The Rev. Walter Whiter, in his “Dissertation on the Disorder of Death,” 1819, p. 328, sensibly observes:—“The signs marked on the dying and the dead are fallacious. The dying man may be the sinking man, exhausted by his malady, or perhaps exhausting his malady, and fainting under the conflict. Exert all the arts which you possess, and which have been found not only able to resuscitate and restore the dying, but even the dead; rouse him from this perilous condition, and suffer him not, by your supineness and neglect, to pass into a state of putrefactive death.” And in p. 363:—“If the humane societies had applied the same methods in various cases of natural death which they have adopted in the case of drowning, and if they had obtained a similar success in the cultivation of their art, the gloom of the bed of death would be brightened with cheering prospects, and would have become the bed of restoration and the scene of hope.”
AN OPENING FOR THE PROFESSION.
In this connection we may remark that no profession is more overcrowded at the present time than that of medicine, particularly in the United Kingdom, the English Colonies, and the United States. Hundreds of young men graduate from medical colleges every year, vainly seeking openings for a practice; and some, for the purpose of gaining a livelihood, resort to expedients which the Lancet denounces as undignified, unprofessional, and disgraceful.[18] Then, again, the number of nurses and of those qualifying for this honourable vocation is already in excess of the demand, and nursing institutions under the keen competition to which they are subjected, are reducing their charges. Now, the care and treatment of the supposed dead is an honourable vocation, offering a wide field for the instructed physician and the tender and sympathetic nurse, and if the appliances for resuscitation were always at hand, as they should be, in every hospital, town-hall, mortuary, police station, and in all large hotels and churches, many lives now subjected to the risks of premature burial would be saved. While in London there are two or more houses or retreats for the dying, there is no place for the apparently dead but a shunned and neglected coffin.
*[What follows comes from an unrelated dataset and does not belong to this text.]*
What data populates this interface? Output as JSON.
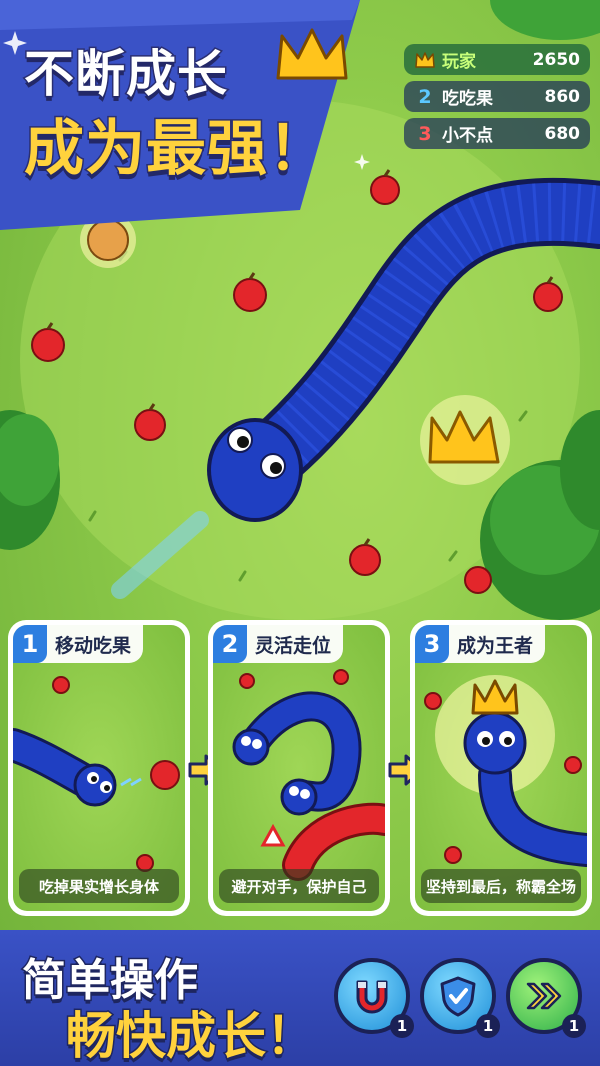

The time is not far distant when the present mode of treating the dead and the apparently dead—a practice born of superstition and fear, by which many are consigned to premature graves—will be catalogued amongst the barbarisms of the nineteenth century.
CHAPTER XVI.
NUMBER OF CASES OF PREMATURE BURIAL.
Those interested in the movement, if we are right in designating the widespread feeling of discontent by this name, are occasionally asked if the cases of premature burial are numerous, and what estimates, if any, have been made of them. We have no means of answering these queries. We do not even know the percentage of people who are subject to trance, catalepsy, shocks, stroke of lightning, syncope, exhausting lethargy, excessive opium-eating, or other diseases or conditions which produce the various death-counterfeits. Personal inquiries over a considerable portion of Europe, America, and the East prove that such cases are by no means of infrequent occurrence, and this is the deliberate conclusion of nearly all the authorities cited in this volume.
Dr. Chambers wrote in 1787—“Every age and country affords instances of surprising recoveries, after lying long for dead. From the number of those preserved by lucky accidents, we may conclude a far greater number might have been preserved by timely pains and skill.”—Cited in Mort Apparente et Mort Réelle, p. 17.